Thursday, October 15, 2009

MSSU faculty not likely to jump at opportunity for unpaid sabbatical

Missouri Southern State University President Bruce Speck made his long-awaited first move to build a better relationship with the faculty, as ordered by the Board of Governors.

And what better way to put smiles on the faces of a faculty suffering from low morale than offering one unpaid sabbatical leave for the 2010-2011 academic year. The followin bulletin was issued Monday from the university's Academic Affairs office:

One unpaid Sabbatical Leave will be available to faculty for the 2010-2011 academic year for either the fall or spring semester.
Due dates will be different from what is listed in the faculty handbook. Deadline are as follows:

Deadline for Letter of Intent to VPAA & Department Head = Friday, October 23, 2009

Deadline for Completed Application to Department Head = Friday, November 6, 2009

Deadline for Completed Application to VPAA = Tuesday, November 17, 2009

The completed application must contain a recommendation from the department head and the school dean. It will then be passed on through regular channels to the Vice President for Academic Affairs by November 17th, who will pass it on to the Sabbatical Committee. The Sabbatical Committee will review the application(s) and make its recommendations to the Vice President for Academic Affairs by December 10th. The Vice President for Academic Affairs will write a recommendation for all candidates and forward this information with sabbatical application(s) to the President of the University.

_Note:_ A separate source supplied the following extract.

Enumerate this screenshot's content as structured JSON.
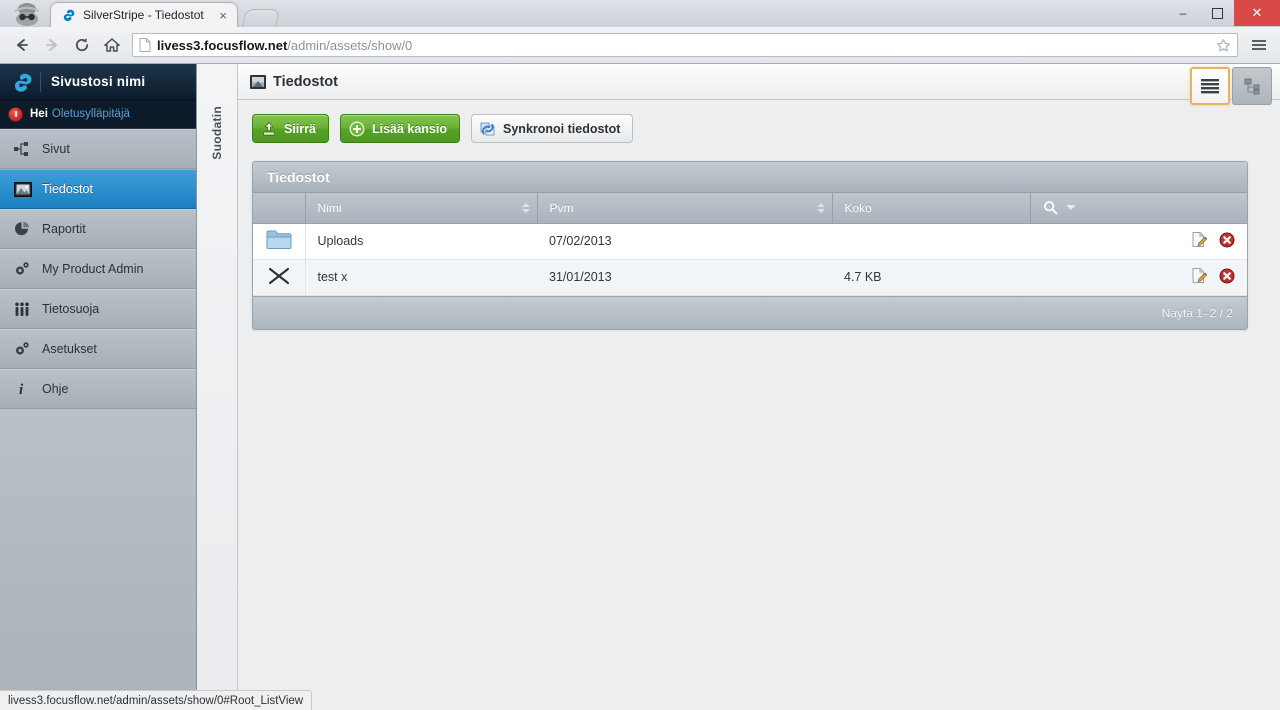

The President will recommend faculty for sabbatical leaves to the Board of Governors at the January meeting of the Board and all applicants will be notified in writing from the President’s Office upon Board approval.


This should put the rest those rumors that Bruce Speck doesn't care about the faculty.

11 comments:

  1. Anonymous5:19 AM

    Gee, my son is in construction and has been taking a unpaid Sabatical for 3 months now!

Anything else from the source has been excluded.